Israeli Nasdaq-listed biopharmaceutical company MediWound Ltd. announced on Tuesday the signing of an agreement with Ghassan Aboud Group (GAG), an international conglomerate based in the United Arab Emirates (UAE) for the exclusive right to market and distribute NexoBrid in the UAE for the treatment of severe burns.

The distribution agreement for NexoBrid, which is a pineapple enzyme-based topical treatment for the removal of dead tissue from burn wounds for public health medical emergencies, will commence after regulatory approval will be secured, which is expected to be within a year.

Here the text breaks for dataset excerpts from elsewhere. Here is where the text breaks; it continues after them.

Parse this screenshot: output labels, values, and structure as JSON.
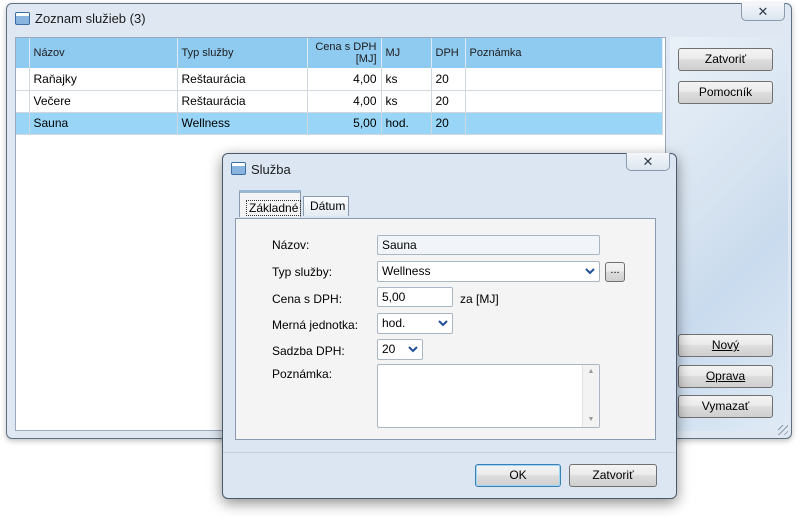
{
  "main_window": {
    "title": "Zoznam služieb (3)",
    "close_glyph": "✕",
    "grid": {
      "columns": [
        "Názov",
        "Typ služby",
        "Cena s DPH\n[MJ]",
        "MJ",
        "DPH",
        "Poznámka"
      ],
      "rows": [
        {
          "nazov": "Raňajky",
          "typ": "Reštaurácia",
          "cena": "4,00",
          "mj": "ks",
          "dph": "20",
          "poznamka": ""
        },
        {
          "nazov": "Večere",
          "typ": "Reštaurácia",
          "cena": "4,00",
          "mj": "ks",
          "dph": "20",
          "poznamka": ""
        },
        {
          "nazov": "Sauna",
          "typ": "Wellness",
          "cena": "5,00",
          "mj": "hod.",
          "dph": "20",
          "poznamka": ""
        }
      ],
      "selected_row_index": 2,
      "header_color": "#8fcaf0",
      "selection_color": "#99d5f6"
    },
    "buttons": {
      "close": "Zatvoriť",
      "helper": "Pomocník",
      "new": "Nový",
      "edit": "Oprava",
      "delete": "Vymazať"
    }
  },
  "dialog": {
    "title": "Služba",
    "close_glyph": "✕",
    "tabs": [
      "Základné",
      "Dátum"
    ],
    "active_tab": "Základné",
    "labels": {
      "nazov": "Názov:",
      "typ": "Typ služby:",
      "cena": "Cena s DPH:",
      "jednotka": "Merná jednotka:",
      "dph": "Sadzba DPH:",
      "poznamka": "Poznámka:"
    },
    "values": {
      "nazov": "Sauna",
      "typ": "Wellness",
      "cena": "5,00",
      "cena_suffix": "za [MJ]",
      "jednotka": "hod.",
      "dph": "20",
      "poznamka": ""
    },
    "browse_button": "...",
    "buttons": {
      "ok": "OK",
      "close": "Zatvoriť"
    }
  }
}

“We are truly excited to partner with GAG to bring NexoBrid to the UAE,” said Sharon Malka, CEO of MediWound. “This partnership is an important consequence of the Abraham Accords Peace Agreement signed recently between Israel and the UAE. GAG, through its healthcare arm, Gaelan Medical Trade LLC, has extensive knowledge and experience in wound care and has a strong reach into the major clinical institutions in the UAE."

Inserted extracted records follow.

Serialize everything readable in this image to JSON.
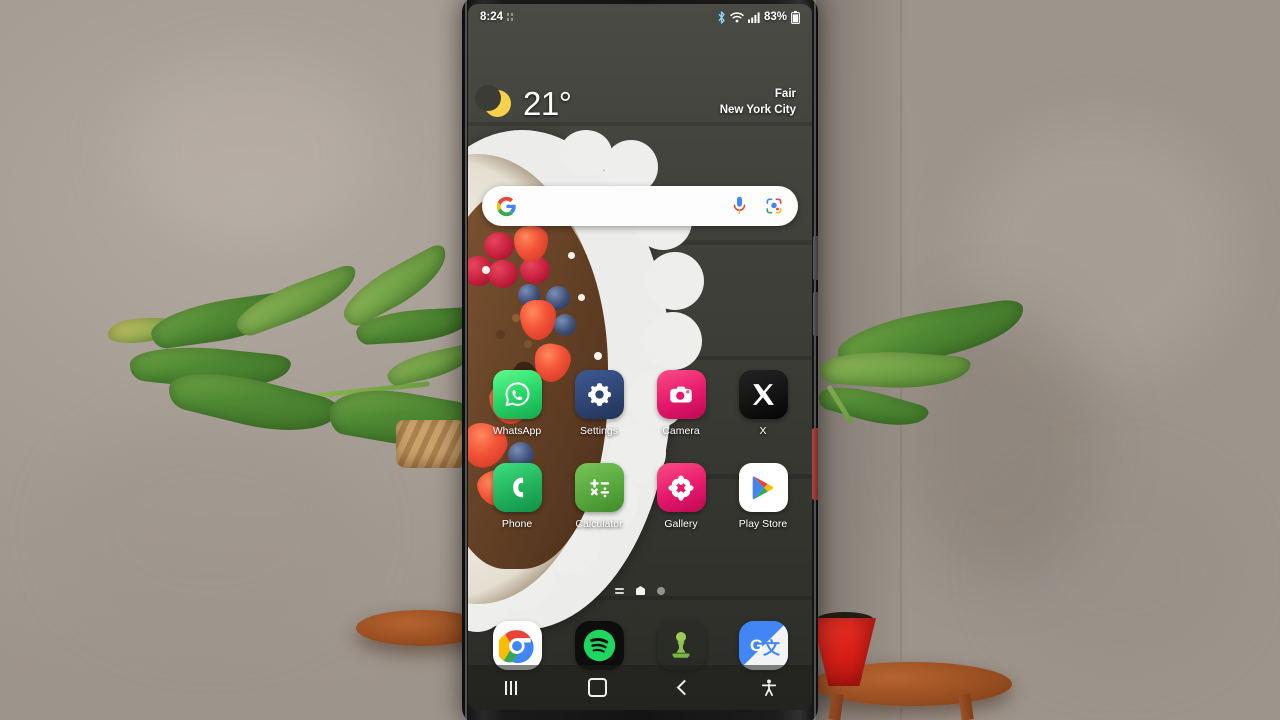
{
  "device": {
    "name": "samsung-galaxy-phone",
    "screen_label": "Android home screen"
  },
  "status_bar": {
    "time": "8:24",
    "battery_percent": "83%",
    "icons": [
      "dnd-icon",
      "bluetooth-icon",
      "wifi-icon",
      "signal-icon",
      "battery-icon"
    ]
  },
  "weather_widget": {
    "icon": "crescent-moon-icon",
    "temperature": "21°",
    "condition": "Fair",
    "location": "New York City"
  },
  "search_bar": {
    "placeholder": "",
    "value": "",
    "google_icon": "google-g-icon",
    "mic_icon": "microphone-icon",
    "lens_icon": "google-lens-icon"
  },
  "app_grid": {
    "rows": [
      [
        {
          "label": "WhatsApp",
          "icon": "whatsapp-icon",
          "color": "#25D366"
        },
        {
          "label": "Settings",
          "icon": "settings-gear-icon",
          "color": "#2E4372"
        },
        {
          "label": "Camera",
          "icon": "camera-icon",
          "color": "#E6186B"
        },
        {
          "label": "X",
          "icon": "x-twitter-icon",
          "color": "#141414"
        }
      ],
      [
        {
          "label": "Phone",
          "icon": "phone-handset-icon",
          "color": "#21B25B"
        },
        {
          "label": "Calculator",
          "icon": "calculator-icon",
          "color": "#57A93D"
        },
        {
          "label": "Gallery",
          "icon": "gallery-flower-icon",
          "color": "#E6186B"
        },
        {
          "label": "Play Store",
          "icon": "play-store-icon",
          "color": "#FFFFFF"
        }
      ]
    ]
  },
  "page_indicator": {
    "items": [
      "widgets-page-icon",
      "home-page-icon",
      "page-dot"
    ],
    "active_index": 1
  },
  "dock": {
    "items": [
      {
        "label": "Chrome",
        "icon": "chrome-icon",
        "color": "#FFFFFF"
      },
      {
        "label": "Spotify",
        "icon": "spotify-icon",
        "color": "#111111"
      },
      {
        "label": "Chess",
        "icon": "chess-pawn-icon",
        "color": "#8CC152"
      },
      {
        "label": "Google Translate",
        "icon": "google-translate-icon",
        "color": "#4285F4"
      }
    ]
  },
  "nav_bar": {
    "buttons": [
      {
        "name": "recents-button",
        "icon": "recents-icon"
      },
      {
        "name": "home-button",
        "icon": "home-square-icon"
      },
      {
        "name": "back-button",
        "icon": "back-chevron-icon"
      },
      {
        "name": "accessibility-button",
        "icon": "accessibility-icon"
      }
    ]
  },
  "hardware": {
    "volume_up": "volume-up-button",
    "volume_down": "volume-down-button",
    "power": "power-button"
  },
  "background_scene": {
    "wall_color": "#a9a097",
    "plant_left": "potted-plant-left",
    "plant_right": "potted-plant-red-pot",
    "table": "wooden-side-table"
  }
}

Headquartered in the United Arab Emirates, GAG also has business operations in Australia, Belgium, Jordan, and Turkey. GAG has been engaged in several business sectors including healthcare, automotive, hospitality, real estate, retail, catering, logistics, pastoral, trade, distribution, and media for more than two decades.

“We are pleased to partner with MediWound to bring NexoBrid to our markets in the UAE. Our goal is always to pioneer, excel and make an impact, which we have been doing so for 26 years now," said Ghassan Aboud, Chairman of Ghassan Aboud Group. "I am certain that with our extensive distribution network and market reach, and with MediWound's innovative drug we will be able to improve the standard of care of burn patients and I strongly believe NexoBrid will be an instrumental part of the future treatment for burn patients everywhere."

In January of this year MediWound signed a $16.5 million contract with the U.S. Department of Health and Human Services (HHS) to supply it with NexoBrid.

In January 2019, MediWound announced positive top-line results from the acute phase of the pivotal Phase 3 U.S. clinical study (DETECT) of NexoBrid in adult patients with deep partial-and full-thickness thermal burns up to 30 percent of total body surface area. On September 16, 2020, the FDA accepted for review the Company’s Biologics License Application (BLA) for eschar removal (debridement) in adults with deep partial-thickness and/or full-thickness thermal burns and was assigned a Prescription Drug User Fee Act (PDUFA) target date of June 29, 2021.

MediWound’s second product, EscharEx is a topical biological drug candidate for the debridement of chronic and other hard-to-heal wounds using the same proteolytic enzyme technology as NexoBrid. In two Phase 2 studies, EscharEx has demonstrated safety and efficacy in the debridement of various chronic and other hard-to-heal wounds, within a few daily applications.